Is IHOP an Evil Empire?
No, we're not talking about those Rubbermaid-quality breakfast steaks, limp strands of bacon, or pale, runny fried eggs. After all, the California-based IHOP restaurant chain ― once known as the International House of Pancakes, IHOP is officially a freestanding acronym after its acquisition by parent company DineEquity, Inc. -- has been serving the same chow for a while. But a lawsuit filed in Sacramento County Superior Court alleges that IHOP is engaged in much more nefarious activities than dishing out subpar comfort food to hungover Marina hoochies.
Sultan Hameed, who runs a Sacramento IHOP franchise, asserts in the suit
that the company has unfairly squeezed him financially.

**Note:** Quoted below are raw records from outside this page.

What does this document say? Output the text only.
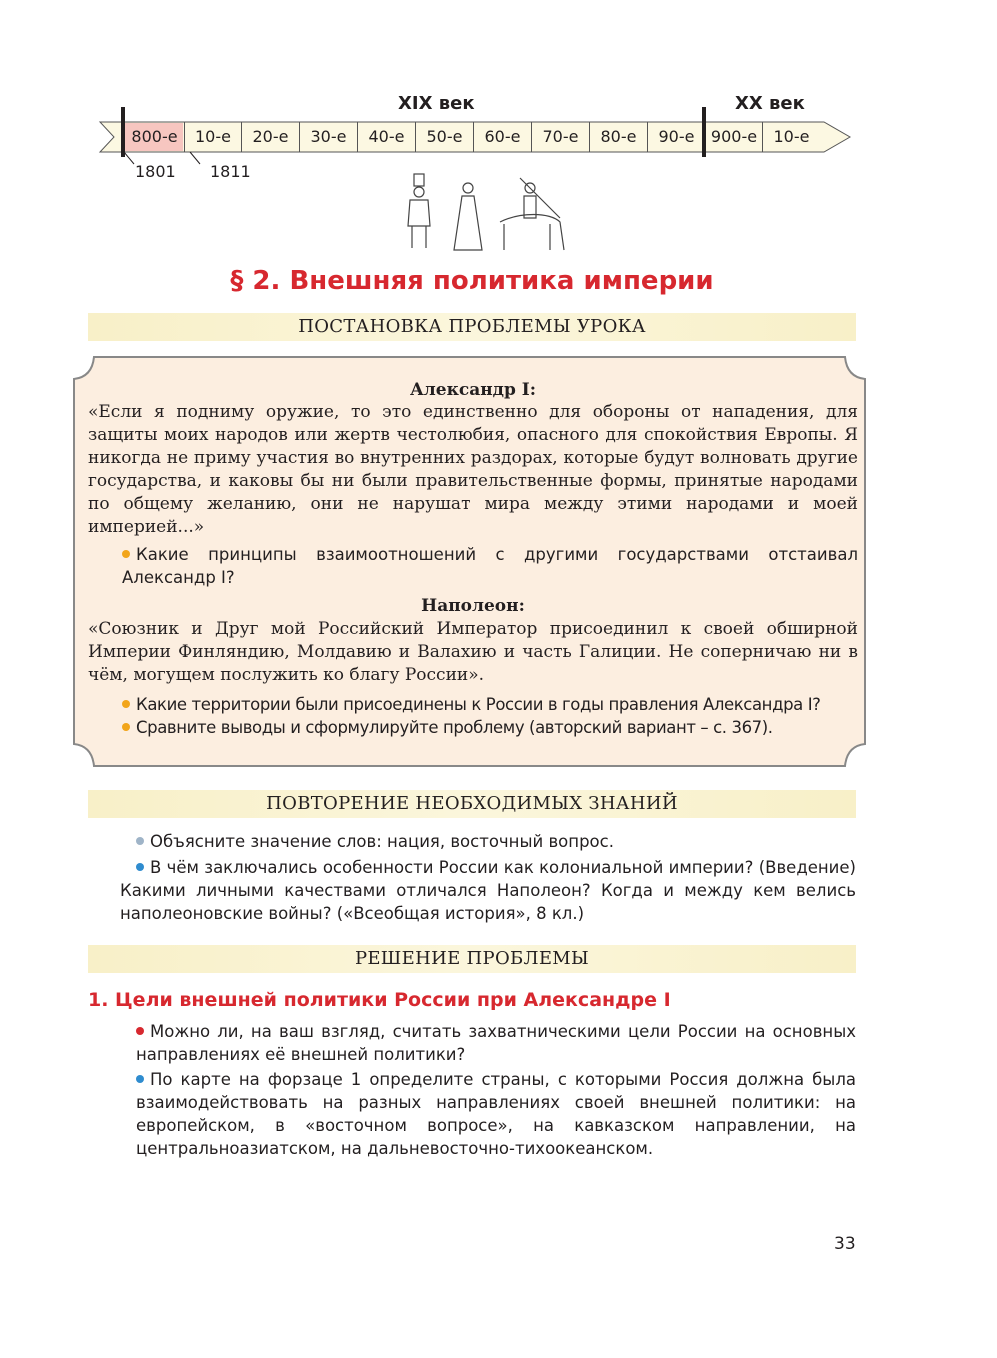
XIX век	XX век
800-е	10-е	20-е	30-е	40-е	50-е	60-е	70-е	80-е	90-е	900-е	10-е
1801 1811
§ 2. Внешняя политика империи
ПОСТАНОВКА ПРОБЛЕМЫ УРОКА
Александр I:
«Если я подниму оружие, то это единственно для обороны от нападения, для защиты моих народов или жертв честолюбия, опасного для спокойствия Европы. Я никогда не приму участия во внутренних раздорах, которые будут волновать другие государства, и каковы бы ни были правительственные формы, принятые народами по общему желанию, они не нарушат мира между этими народами и моей империей...»
Какие принципы взаимоотношений с другими государствами отстаивал Александр I?
Наполеон:
«Союзник и Друг мой Российский Император присоединил к своей обширной Империи Финляндию, Молдавию и Валахию и часть Галиции. Не соперничаю ни в чём, могущем послужить ко благу России».
Какие территории были присоединены к России в годы правления Александра I?
Сравните выводы и сформулируйте проблему (авторский вариант – с. 367).
ПОВТОРЕНИЕ НЕОБХОДИМЫХ ЗНАНИЙ
Объясните значение слов: нация, восточный вопрос.
В чём заключались особенности России как колониальной империи? (Введение) Какими личными качествами отличался Наполеон? Когда и между кем велись наполеоновские войны? («Всеобщая история», 8 кл.)
РЕШЕНИЕ ПРОБЛЕМЫ
1. Цели внешней политики России при Александре I
Можно ли, на ваш взгляд, считать захватническими цели России на основных направлениях её внешней политики?
По карте на форзаце 1 определите страны, с которыми Россия должна была взаимодействовать на разных направлениях своей внешней политики: на европейском, в «восточном вопросе», на кавказском направлении, на центральноазиатском, на дальневосточно-тихоокеанском.
33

Hameed says he still has to pay $740 per week to IHOP for rent on restaurant equipment, despite the fact that he now owns most of his equipment himself or leases it from a third party. "This continuing obligation under these circumstances is illusory, is not supported by consideration, is unfair, illegal, deceptive and in violation of public policy," the lawsuit states.
Additionally, the suit cites an increase in property taxes that was "passed through" to Hameed in violation of his lease agreement. And Hameed's suit asserts that the opening of a new IHOP at IKEA Court in Sacramento was not properly reviewed to gauge its impact on his business.
If reading this made you hungry, by the by, you can get an IHOP fix at one of San Francisco's two empire outposts, in the Marina and Fisherman's Wharf.